Earlier this month, the Irish Software Association (ISA), an affiliate to employers’ group IBEC, said the impending end of the Business Expansion Scheme (BES) will have disastrous effects on the software sector. It said start-up software firms found sources of finance such as venture capital funding and angel investors had dried up and many firms were depending on BES investment. The association has also called for the €750k-per-company ceiling for BES funding be raised to €2m. BES financing “plays an essential role in establishing a software start-up, in supporting job creation and in ongoing fundraising in the software sector”, the ISA said.
The future of BES and the Seed Capital Fund (SCF) are still uncertain. Discussions are taking place between the Department of Enterprise, Trade and Employment, the Department of Finance and Revenue Commissioners, but no final decision has yet been made. According to the Department of Finance: “The schemes are due to terminate on 31 December, 2003 and are being reviewed in the context of the forthcoming budget.”
The BES was originally introduced in 1984 as an income tax-based incentive for private investors to invest long-term equity capital in companies, in particular new and smaller companies, operating in certain sectors of the economy, which would otherwise find it difficult to raise such funding.
A recent survey conducted for the ISA found 96pc of respondents believed BES would be integral to funding a new software company. It found 66pc believed BES would be an important factor in future funding rounds for their firms and that 43pc of respondents had used BES funding. “The potential collapse of the indigenous software industry centres on the fact that very few start-up companies can or will be created without the backing of this critical BES funding,” said Cathal Friel, ISA chairman. Friel understood Finance Minister Charlie McCreevy’s “desire to remove asset-backed, minimal-risk tax-based schemes”, but felt software companies were exactly what the BES was set up for — “high risk, potentially high-return businesses aimed at the export market” that could not raise funding because they had no tangible assets. “The failure to retain BES will catapult the Irish software industry back into the dark ages,” said ISA deputy chair Bernadette Cullinan. Immediate and future job losses would result, she said.

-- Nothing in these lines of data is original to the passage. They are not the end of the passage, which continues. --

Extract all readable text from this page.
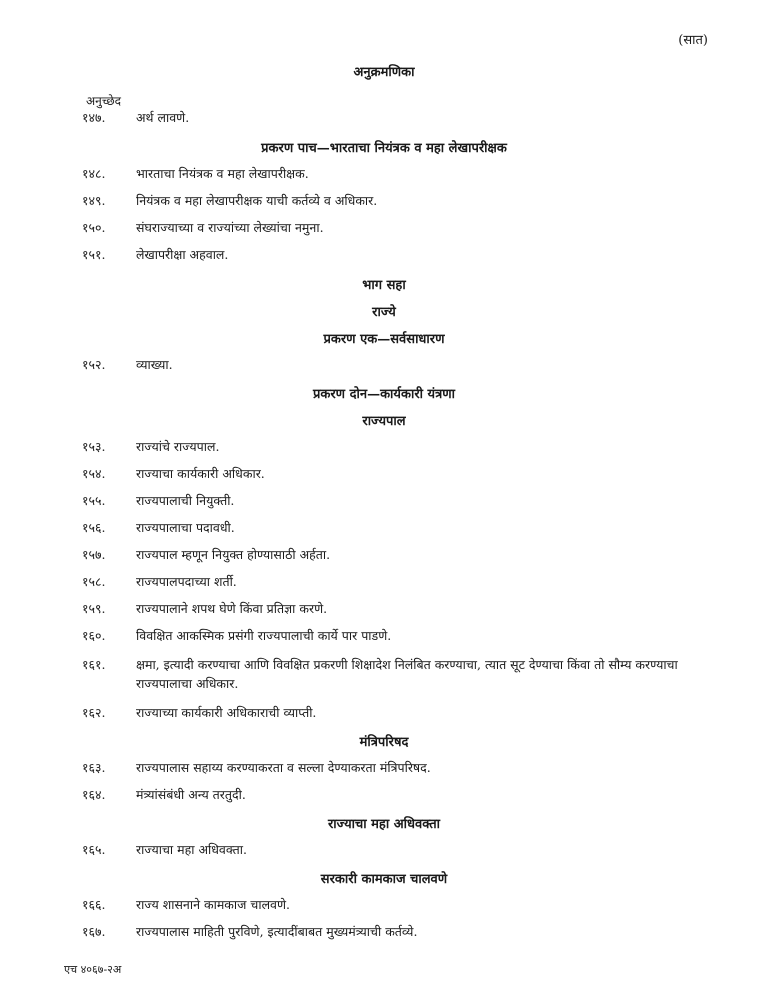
(सात)
अनुक्रमणिका
अनुच्छेद
१४७.	अर्थ लावणे.
प्रकरण पाच—भारताचा नियंत्रक व महा लेखापरीक्षक
१४८.	भारताचा नियंत्रक व महा लेखापरीक्षक.
१४९.	नियंत्रक व महा लेखापरीक्षक याची कर्तव्ये व अधिकार.
१५०.	संघराज्याच्या व राज्यांच्या लेख्यांचा नमुना.
१५१.	लेखापरीक्षा अहवाल.
भाग सहा
राज्ये
प्रकरण एक—सर्वसाधारण
१५२.	व्याख्या.
प्रकरण दोन—कार्यकारी यंत्रणा
राज्यपाल
१५३.	राज्यांचे राज्यपाल.
१५४.	राज्याचा कार्यकारी अधिकार.
१५५.	राज्यपालाची नियुक्ती.
१५६.	राज्यपालाचा पदावधी.
१५७.	राज्यपाल म्हणून नियुक्त होण्यासाठी अर्हता.
१५८.	राज्यपालपदाच्या शर्ती.
१५९.	राज्यपालाने शपथ घेणे किंवा प्रतिज्ञा करणे.
१६०.	विवक्षित आकस्मिक प्रसंगी राज्यपालाची कार्ये पार पाडणे.
१६१.	क्षमा, इत्यादी करण्याचा आणि विवक्षित प्रकरणी शिक्षादेश निलंबित करण्याचा, त्यात सूट देण्याचा किंवा तो सौम्य करण्याचा राज्यपालाचा अधिकार.
१६२.	राज्याच्या कार्यकारी अधिकाराची व्याप्ती.
मंत्रिपरिषद
१६३.	राज्यपालास सहाय्य करण्याकरता व सल्ला देण्याकरता मंत्रिपरिषद.
१६४.	मंत्र्यांसंबंधी अन्य तरतुदी.
राज्याचा महा अधिवक्ता
१६५.	राज्याचा महा अधिवक्ता.
सरकारी कामकाज चालवणे
१६६.	राज्य शासनाने कामकाज चालवणे.
१६७.	राज्यपालास माहिती पुरविणे, इत्यादींबाबत मुख्यमंत्र्याची कर्तव्ये.
एच ४०६७-२अ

Enterprise Ireland has also expressed concern regarding the possible cessation of both schemes. “The BES and the SCS are both part of the pro-business environment and both make a substantial contribution to technology-based sector and start-up companies. Anything pro-business in the current environment is very important,” it said.
The Tánaiste and Minister for Enterprise, Trade and Employment, Mary Harney TD, has also requested the extension of two equity-based tax incentives for entrepreneurs, which are due to cease at the end of this year.
Documents released under the Freedom of Information Act (FoI), 1997, show that the Tánaiste in her Budget 2003 submission last year requested that the Business Expansion Scheme (BES) and the Seed Capital Fund (SCF) be extended for a further three years until 31 December 2006. Although this document dates from last year siliconrepublic.com was told by a department official that the Tánaiste still holds this view.
Documents released under the FoI Act show more than €48m was approved in 343 investments to nearly 2,500 investors in 2002 under the BES. The total tax refund of the BES in 2002 (ie, the total cost to the Exchequer) was €20.7m, an increase of over 23pc since 2000/01. Under the SCS in 2002, €3.4m was invested in 44 companies, with €1.4m being the total tax refunded.